IWitness is typically used in middle- and high school classrooms and college courses, but that may change following this week’s pilot testing of a new activity intended for students as young as fifth grade.
The pilot is part of USC Shoah Foundation’s first entre into developing resources for primary and elementary school students. It reflects the Institute’s belief that it is important to address issues including prejudice and tolerance as early as possible in a child’s education.
Fifth grade teacher Suzi Gantz, from O. A. Thorp Scholastic Academy in Chicago, is leading her class this week in the as-yet-unpublished IWitness Mini Quest “Use Your Voice Against Prejudice.” This activity engages students in learning about the meaning of prejudice, a behavior that is often related to bullying behaviors that today's students may be familiar with.
Through the testimonies of survivors of the Holocaust, students learn about the manifestations and effects of prejudice.
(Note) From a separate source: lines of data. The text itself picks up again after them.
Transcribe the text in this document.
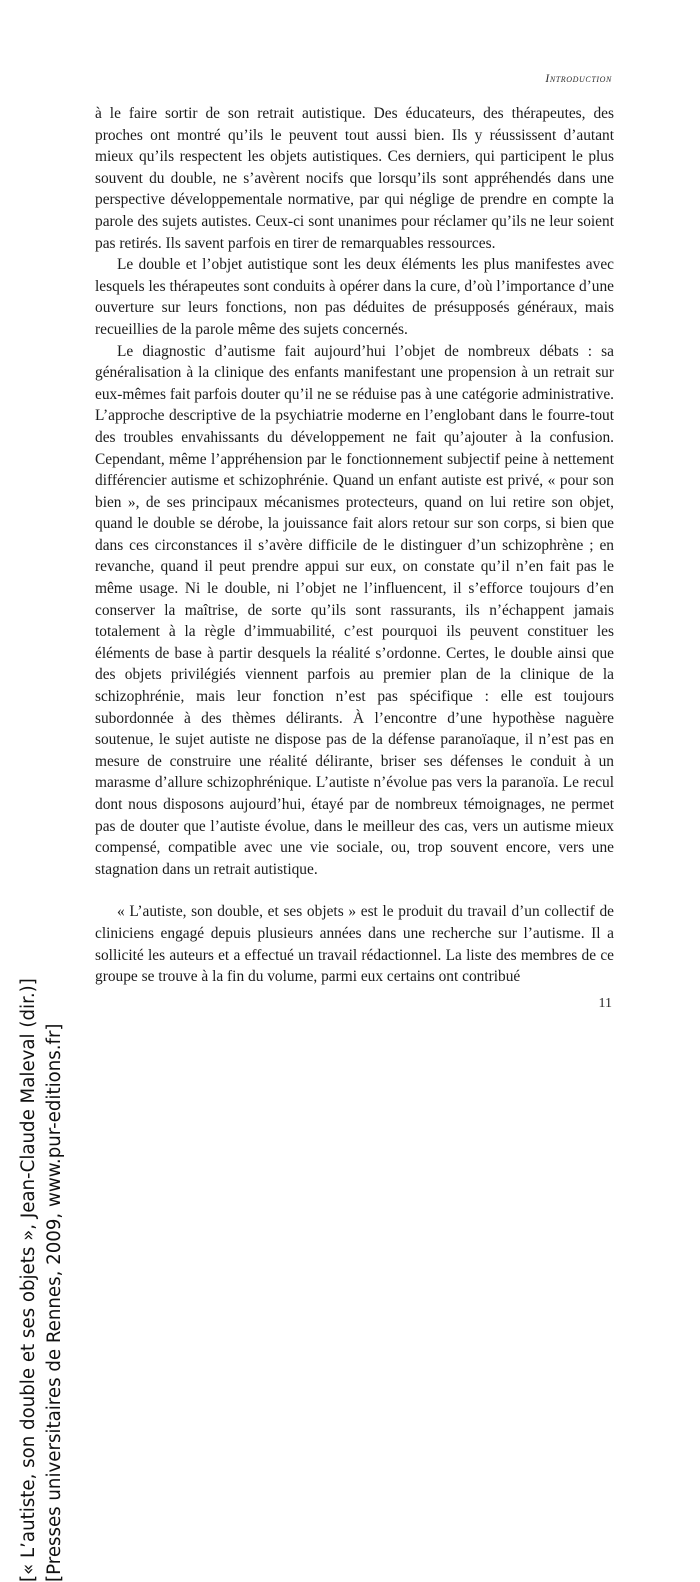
Introduction

à le faire sortir de son retrait autistique. Des éducateurs, des thérapeutes, des proches ont montré qu’ils le peuvent tout aussi bien. Ils y réussissent d’autant mieux qu’ils respectent les objets autistiques. Ces derniers, qui participent le plus souvent du double, ne s’avèrent nocifs que lorsqu’ils sont appréhendés dans une perspective développementale normative, par qui néglige de prendre en compte la parole des sujets autistes. Ceux-ci sont unanimes pour réclamer qu’ils ne leur soient pas retirés. Ils savent parfois en tirer de remarquables ressources.

Le double et l’objet autistique sont les deux éléments les plus manifestes avec lesquels les thérapeutes sont conduits à opérer dans la cure, d’où l’importance d’une ouverture sur leurs fonctions, non pas déduites de présupposés généraux, mais recueillies de la parole même des sujets concernés.

Le diagnostic d’autisme fait aujourd’hui l’objet de nombreux débats : sa généralisation à la clinique des enfants manifestant une propension à un retrait sur eux-mêmes fait parfois douter qu’il ne se réduise pas à une catégorie administrative. L’approche descriptive de la psychiatrie moderne en l’englobant dans le fourre-tout des troubles envahissants du développement ne fait qu’ajouter à la confusion. Cependant, même l’appréhension par le fonctionnement subjectif peine à nettement différencier autisme et schizophrénie. Quand un enfant autiste est privé, « pour son bien », de ses principaux mécanismes protecteurs, quand on lui retire son objet, quand le double se dérobe, la jouissance fait alors retour sur son corps, si bien que dans ces circonstances il s’avère difficile de le distinguer d’un schizophrène ; en revanche, quand il peut prendre appui sur eux, on constate qu’il n’en fait pas le même usage. Ni le double, ni l’objet ne l’influencent, il s’efforce toujours d’en conserver la maîtrise, de sorte qu’ils sont rassurants, ils n’échappent jamais totalement à la règle d’immuabilité, c’est pourquoi ils peuvent constituer les éléments de base à partir desquels la réalité s’ordonne. Certes, le double ainsi que des objets privilégiés viennent parfois au premier plan de la clinique de la schizophrénie, mais leur fonction n’est pas spécifique : elle est toujours subordonnée à des thèmes délirants. À l’encontre d’une hypothèse naguère soutenue, le sujet autiste ne dispose pas de la défense paranoïaque, il n’est pas en mesure de construire une réalité délirante, briser ses défenses le conduit à un marasme d’allure schizophrénique. L’autiste n’évolue pas vers la paranoïa. Le recul dont nous disposons aujourd’hui, étayé par de nombreux témoignages, ne permet pas de douter que l’autiste évolue, dans le meilleur des cas, vers un autisme mieux compensé, compatible avec une vie sociale, ou, trop souvent encore, vers une stagnation dans un retrait autistique.

« L’autiste, son double, et ses objets » est le produit du travail d’un collectif de cliniciens engagé depuis plusieurs années dans une recherche sur l’autisme. Il a sollicité les auteurs et a effectué un travail rédactionnel. La liste des membres de ce groupe se trouve à la fin du volume, parmi eux certains ont contribué

11
[« L’autiste, son double et ses objets », Jean-Claude Maleval (dir.)] [Presses universitaires de Rennes, 2009, www.pur-editions.fr]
This will support students' understanding of the broader issues of individual responsibility and the consequences of our actions.
After watching testimony clips in which Holocaust survivors describe acts of prejudice they faced, students are required to construct a poster in which they raise awareness about prejudice, its effects and dangers.
The activity also addresses themes of USC Shoah Foundation’s Pyramid of Hate activity, in which students learn how small acts of intolerance and prejudice can lead to hatred and violence.
The activity is intended for students in grades 5-8 and should take about three hours to complete.
USC Shoah Foundation staff are conducting pre- and post-surveys and focus groups with the class to assess what they learned and find out how they responded to the activity. They will use this data to continue to develop this activity as well as others that will be appropriate for primary grade levels.